2.2.5. Les apports de la théorie des Schémas

Selon Richard, Bonnet & Ghiglione  : « les schémas sont à la fois une façon de représenter l'organisation des connaissances en mémoire et une façon d'exprimer comment ces connaissances sont utilisées pour comprendre, mémoriser, faire des inférences. » Cette théorie illustre comment la psychologie cognitive a tenté d'appréhender la double dimension des connaissances d'un sujet humain : leur dimension opérationnelle de "savoir-faire" et leur dimension symbolique pour ce sujet. A notre sens, ce rapport entre la valeur symbolique d'une représentation et le savoir-faire qui permet son utilisation trouve ses fondements dans les épistémologies constructivistes, notamment exprimées par Piaget avec la notion de schème comme organisation "moyen-but" dont nous avons parlé au paragraphe 1.2.2.2.

La théorie des schémas a été introduite par Bartlett . Son interprétation de la mémoire supposait que nous agissions sur le monde, que nous le reconnaissions à partir de structures déjà existantes : les schémas. Pour Bartlett, un schéma est une structure organisée qui intègre les connaissances et les attentes d’un individu pour un aspect du monde. Le schéma résume ce que le sujet connaît du monde. Le schéma a donc pour effet principal d’aider à la compréhension. Bartlett le définit « comme une organisation active de réactions passées ou d’expériences passées, que l’on doit toujours supposer à l’œuvre dans toute réponse organique bien adaptée. » Inversement, la construction d'un schéma est vue comme l'élaboration de connaissances générales bien structurées à partir de situations particulières. En ce sens, les schémas proviendraient de savoirs procéduraux pour parvenir à des savoirs déclaratifs sur les situations. Les schémas sont donc issus de l'expérience par une forme d'abstraction ou de modélisation.
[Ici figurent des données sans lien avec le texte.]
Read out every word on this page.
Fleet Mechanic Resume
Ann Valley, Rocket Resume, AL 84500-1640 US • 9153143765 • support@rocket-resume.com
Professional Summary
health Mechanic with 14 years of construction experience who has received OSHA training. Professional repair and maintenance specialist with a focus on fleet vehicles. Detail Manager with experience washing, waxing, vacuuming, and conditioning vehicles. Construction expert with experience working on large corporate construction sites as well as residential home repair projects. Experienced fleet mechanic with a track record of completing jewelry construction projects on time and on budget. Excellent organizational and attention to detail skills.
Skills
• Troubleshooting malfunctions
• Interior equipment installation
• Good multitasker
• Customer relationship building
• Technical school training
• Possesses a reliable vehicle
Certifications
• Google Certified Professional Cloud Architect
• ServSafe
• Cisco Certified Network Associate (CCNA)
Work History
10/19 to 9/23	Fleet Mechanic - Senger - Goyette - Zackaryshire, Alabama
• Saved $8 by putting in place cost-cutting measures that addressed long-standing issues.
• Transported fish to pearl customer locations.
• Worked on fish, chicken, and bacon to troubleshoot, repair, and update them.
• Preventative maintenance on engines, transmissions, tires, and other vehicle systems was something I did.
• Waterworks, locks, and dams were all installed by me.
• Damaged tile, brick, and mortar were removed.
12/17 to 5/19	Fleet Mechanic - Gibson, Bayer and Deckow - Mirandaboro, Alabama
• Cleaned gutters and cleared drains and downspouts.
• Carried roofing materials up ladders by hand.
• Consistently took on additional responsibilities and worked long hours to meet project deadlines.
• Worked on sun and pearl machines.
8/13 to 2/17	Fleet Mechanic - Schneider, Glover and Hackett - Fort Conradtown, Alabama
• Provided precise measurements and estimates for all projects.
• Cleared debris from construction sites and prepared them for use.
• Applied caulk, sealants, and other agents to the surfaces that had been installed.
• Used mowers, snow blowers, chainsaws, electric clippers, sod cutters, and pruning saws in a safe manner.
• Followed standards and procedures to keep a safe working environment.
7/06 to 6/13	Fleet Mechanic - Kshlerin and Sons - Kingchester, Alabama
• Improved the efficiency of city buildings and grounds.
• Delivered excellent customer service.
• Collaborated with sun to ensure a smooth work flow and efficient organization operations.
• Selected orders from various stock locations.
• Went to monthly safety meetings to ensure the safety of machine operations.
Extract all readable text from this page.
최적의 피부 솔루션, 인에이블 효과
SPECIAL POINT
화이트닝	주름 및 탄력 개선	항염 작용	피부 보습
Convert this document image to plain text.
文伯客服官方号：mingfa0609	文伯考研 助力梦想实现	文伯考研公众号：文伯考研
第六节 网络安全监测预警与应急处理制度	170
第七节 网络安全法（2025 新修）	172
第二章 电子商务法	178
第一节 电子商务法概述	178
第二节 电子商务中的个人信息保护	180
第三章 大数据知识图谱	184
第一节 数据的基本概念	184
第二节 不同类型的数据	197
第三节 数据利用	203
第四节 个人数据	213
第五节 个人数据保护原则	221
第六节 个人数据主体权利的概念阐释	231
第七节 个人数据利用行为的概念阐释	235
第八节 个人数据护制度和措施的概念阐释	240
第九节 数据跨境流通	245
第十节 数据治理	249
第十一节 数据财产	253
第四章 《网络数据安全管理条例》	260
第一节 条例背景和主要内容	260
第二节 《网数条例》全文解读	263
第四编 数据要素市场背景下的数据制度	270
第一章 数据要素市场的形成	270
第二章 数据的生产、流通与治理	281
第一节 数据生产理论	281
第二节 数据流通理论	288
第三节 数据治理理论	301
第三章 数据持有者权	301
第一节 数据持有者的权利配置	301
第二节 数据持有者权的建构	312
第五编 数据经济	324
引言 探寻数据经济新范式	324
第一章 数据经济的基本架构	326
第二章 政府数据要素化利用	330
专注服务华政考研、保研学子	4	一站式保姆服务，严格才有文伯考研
C'est une fois qu’une structure de connaissance « décontextualisée » a été construite, que les sujets peuvent l’appliquer aux situations appartenant à la catégorie dont elle relève en vue de les résoudre.

Dans les années 1970, trois auteurs ont eu recours à l'informatique pour expliciter davantage ces mécanismes. Minsky introduit la notion de frame (cadre), Schank & Abelson la notion de script et Rumelhart élargit la notion de schéma à la mémorisation des histoires.

Ces auteurs utilisent des structures de données informatiques pour coder des séquences d'actions et d'événements qui représentent les schémas. Les schémas, en tant que connaissances génériques, sont représentés par des structures de données qui peuvent contenir des variables. Les valeurs particulières de ces variables permettent de décrire les spécificités des situations dans lesquelles ces schémas sont rencontrés. Ainsi les schémas correspondent à des modèles d'activité. Les concepts qui interviennent dans les schémas sont reliés par leur usage pratique et non pas par leur proximité sémantique. Plus précisément, Schank parle de "scripts" qui représentent des séquences d'actions et d'événements qui sont organisés en différents niveaux de description. Il a étudié comment ces scripts pouvaient s'organiser en paquets qu'il nomme MOP (Memory Organization Packets). Il a également étudié comment faire du "raisonnement à partir de cas" sur cette base. Le raisonnement à partir de cas consiste à résoudre des problèmes en appliquant des solutions déjà utilisées dans des cas similaires. Face à une nouvelle situation, un schéma générique correspondant à cette situation était instancié, ces variables sont adaptées à la situation particulière, pour générer une réponse adaptée.